Em Québec, a mudança de foco dos protestos das instituições como OMC, FMI e Banco Mundial para um acordo de livre comércio como a Alca, ampliou o frame ativista para as questões regionais e a desigualdade econômica e política entre países centrais e periféricos. Com um trabalho mais cuidadoso com a mídia (os IMCs centralizaram a produção e oferta de informação aos jornalistas), os MJG recuperam parte da legitimidade perdida em Praga e se tornam fontes de informação para a imprensa internacional, forçada a ouvir esse “outro lado”, que é mais uma exigência do padrão jornalístico.

Em Gênova, um aspecto interessante: com a consolidação dos MJG como adversários de peso, a repressão contra eles foi mais forte.
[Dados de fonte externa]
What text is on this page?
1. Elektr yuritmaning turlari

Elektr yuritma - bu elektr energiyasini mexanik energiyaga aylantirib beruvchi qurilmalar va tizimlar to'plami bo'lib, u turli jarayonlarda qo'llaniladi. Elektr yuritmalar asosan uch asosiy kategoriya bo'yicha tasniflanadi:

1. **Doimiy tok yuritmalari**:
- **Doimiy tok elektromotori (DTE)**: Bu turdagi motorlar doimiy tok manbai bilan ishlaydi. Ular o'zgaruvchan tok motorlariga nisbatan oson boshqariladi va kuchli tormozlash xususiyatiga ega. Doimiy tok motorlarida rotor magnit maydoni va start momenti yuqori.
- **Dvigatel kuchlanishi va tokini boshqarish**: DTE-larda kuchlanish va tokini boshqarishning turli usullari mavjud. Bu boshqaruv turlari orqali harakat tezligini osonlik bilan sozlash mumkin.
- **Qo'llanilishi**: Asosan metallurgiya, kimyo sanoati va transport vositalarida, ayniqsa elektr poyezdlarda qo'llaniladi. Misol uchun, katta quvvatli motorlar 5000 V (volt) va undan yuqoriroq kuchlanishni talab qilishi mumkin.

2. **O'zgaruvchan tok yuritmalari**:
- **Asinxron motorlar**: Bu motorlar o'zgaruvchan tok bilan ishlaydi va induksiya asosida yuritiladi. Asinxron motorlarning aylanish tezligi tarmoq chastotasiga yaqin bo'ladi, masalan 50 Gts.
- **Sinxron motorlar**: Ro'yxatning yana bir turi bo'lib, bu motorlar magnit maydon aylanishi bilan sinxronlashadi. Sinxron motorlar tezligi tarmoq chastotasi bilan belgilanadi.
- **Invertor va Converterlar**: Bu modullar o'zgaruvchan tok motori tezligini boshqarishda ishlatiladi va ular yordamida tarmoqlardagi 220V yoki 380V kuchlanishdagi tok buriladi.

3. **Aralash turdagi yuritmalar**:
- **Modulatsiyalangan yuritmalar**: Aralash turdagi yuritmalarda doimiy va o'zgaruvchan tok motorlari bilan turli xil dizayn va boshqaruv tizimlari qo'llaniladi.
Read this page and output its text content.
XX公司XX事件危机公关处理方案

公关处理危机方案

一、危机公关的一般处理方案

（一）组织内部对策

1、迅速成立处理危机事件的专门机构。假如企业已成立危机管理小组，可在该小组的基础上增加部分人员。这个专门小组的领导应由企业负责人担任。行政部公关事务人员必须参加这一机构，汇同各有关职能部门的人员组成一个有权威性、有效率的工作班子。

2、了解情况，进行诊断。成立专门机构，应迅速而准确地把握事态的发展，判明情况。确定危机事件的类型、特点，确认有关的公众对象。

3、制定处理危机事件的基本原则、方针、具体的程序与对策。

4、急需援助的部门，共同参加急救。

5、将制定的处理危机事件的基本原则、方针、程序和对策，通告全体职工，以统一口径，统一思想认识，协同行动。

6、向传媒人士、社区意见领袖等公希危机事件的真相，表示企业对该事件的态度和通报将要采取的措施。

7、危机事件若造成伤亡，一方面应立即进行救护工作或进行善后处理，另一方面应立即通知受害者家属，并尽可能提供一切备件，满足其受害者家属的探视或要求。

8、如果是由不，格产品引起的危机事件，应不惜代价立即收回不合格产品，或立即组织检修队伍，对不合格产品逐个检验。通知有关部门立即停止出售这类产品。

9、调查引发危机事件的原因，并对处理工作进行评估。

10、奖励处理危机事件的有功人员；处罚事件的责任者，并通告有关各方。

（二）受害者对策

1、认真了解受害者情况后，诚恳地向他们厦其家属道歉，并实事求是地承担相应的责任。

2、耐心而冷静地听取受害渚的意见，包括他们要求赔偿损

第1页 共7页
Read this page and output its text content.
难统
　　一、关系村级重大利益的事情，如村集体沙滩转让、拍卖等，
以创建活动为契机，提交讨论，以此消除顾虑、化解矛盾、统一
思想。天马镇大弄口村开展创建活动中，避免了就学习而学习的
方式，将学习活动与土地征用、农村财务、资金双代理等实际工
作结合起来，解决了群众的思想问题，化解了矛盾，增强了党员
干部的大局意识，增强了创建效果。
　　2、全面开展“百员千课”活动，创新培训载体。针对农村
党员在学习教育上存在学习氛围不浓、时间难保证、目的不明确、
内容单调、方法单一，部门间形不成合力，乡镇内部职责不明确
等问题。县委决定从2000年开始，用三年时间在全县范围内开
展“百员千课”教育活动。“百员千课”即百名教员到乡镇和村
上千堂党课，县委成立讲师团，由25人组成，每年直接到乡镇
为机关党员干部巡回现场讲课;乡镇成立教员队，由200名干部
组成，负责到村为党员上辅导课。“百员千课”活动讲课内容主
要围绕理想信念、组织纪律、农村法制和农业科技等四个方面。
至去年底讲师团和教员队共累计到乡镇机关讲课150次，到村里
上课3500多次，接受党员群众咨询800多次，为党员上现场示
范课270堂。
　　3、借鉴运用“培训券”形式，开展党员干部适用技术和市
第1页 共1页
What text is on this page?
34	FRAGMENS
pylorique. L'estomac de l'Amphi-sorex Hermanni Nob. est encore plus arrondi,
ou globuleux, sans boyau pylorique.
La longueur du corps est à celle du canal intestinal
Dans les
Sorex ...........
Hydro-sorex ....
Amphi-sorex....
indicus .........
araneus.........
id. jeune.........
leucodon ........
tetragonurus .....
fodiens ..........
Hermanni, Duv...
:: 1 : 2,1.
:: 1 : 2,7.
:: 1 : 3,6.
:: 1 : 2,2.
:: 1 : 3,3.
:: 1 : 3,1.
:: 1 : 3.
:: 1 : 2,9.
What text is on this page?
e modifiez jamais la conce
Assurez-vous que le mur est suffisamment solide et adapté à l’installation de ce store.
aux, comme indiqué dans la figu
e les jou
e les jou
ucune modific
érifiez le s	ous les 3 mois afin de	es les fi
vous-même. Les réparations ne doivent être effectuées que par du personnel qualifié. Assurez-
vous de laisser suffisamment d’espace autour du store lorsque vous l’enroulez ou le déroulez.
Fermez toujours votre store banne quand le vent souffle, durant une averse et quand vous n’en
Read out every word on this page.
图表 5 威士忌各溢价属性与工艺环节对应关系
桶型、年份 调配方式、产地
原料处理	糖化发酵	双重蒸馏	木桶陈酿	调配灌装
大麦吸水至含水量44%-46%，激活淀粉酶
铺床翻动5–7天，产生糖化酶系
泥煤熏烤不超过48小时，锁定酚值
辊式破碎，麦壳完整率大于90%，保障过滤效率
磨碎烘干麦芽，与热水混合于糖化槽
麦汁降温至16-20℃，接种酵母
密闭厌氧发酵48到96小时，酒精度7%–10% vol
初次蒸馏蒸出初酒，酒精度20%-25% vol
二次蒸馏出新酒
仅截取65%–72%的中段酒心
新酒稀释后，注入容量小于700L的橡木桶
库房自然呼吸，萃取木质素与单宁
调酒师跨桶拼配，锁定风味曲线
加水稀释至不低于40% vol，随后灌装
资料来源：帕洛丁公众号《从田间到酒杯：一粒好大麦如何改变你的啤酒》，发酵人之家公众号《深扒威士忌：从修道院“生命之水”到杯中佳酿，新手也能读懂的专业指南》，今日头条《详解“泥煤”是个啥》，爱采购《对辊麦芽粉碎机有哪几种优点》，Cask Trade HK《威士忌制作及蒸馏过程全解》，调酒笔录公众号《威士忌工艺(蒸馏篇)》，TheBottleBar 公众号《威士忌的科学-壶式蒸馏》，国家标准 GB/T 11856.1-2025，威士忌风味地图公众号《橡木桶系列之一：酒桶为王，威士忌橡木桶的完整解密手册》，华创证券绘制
Embora o teor tanto da cobertura jornalística como das avaliações dos ativistas tenha ficado restrito aos confrontos violentos entre policiais e manifestantes, houve, por parte da imprensa internacional, uma repercussão positiva da visão dos MJG pela condenação da violência contra eles.

A consonância midiática em relação aos protestos em Gênova provocou ao mesmo tempo um fortalecimento da rede e um recuo das manifestações. Isso significa que a solidariedade entre os ativistas dos MJG aumentou, mas gerou também um refluxo dos protestos, primeiro pelo trauma do assassinato de Giuliani e mais tarde pela onda de antiterrorismo que tomou conta do noticiário internacional depois do ataque aos prédios do World Trade Center, em Nova York. A partir de 11 de setembro daquele ano, qualquer manifestação poderia repetir a violência de Gênova e todo ativista passou a ser considerado um terrorista em potencial.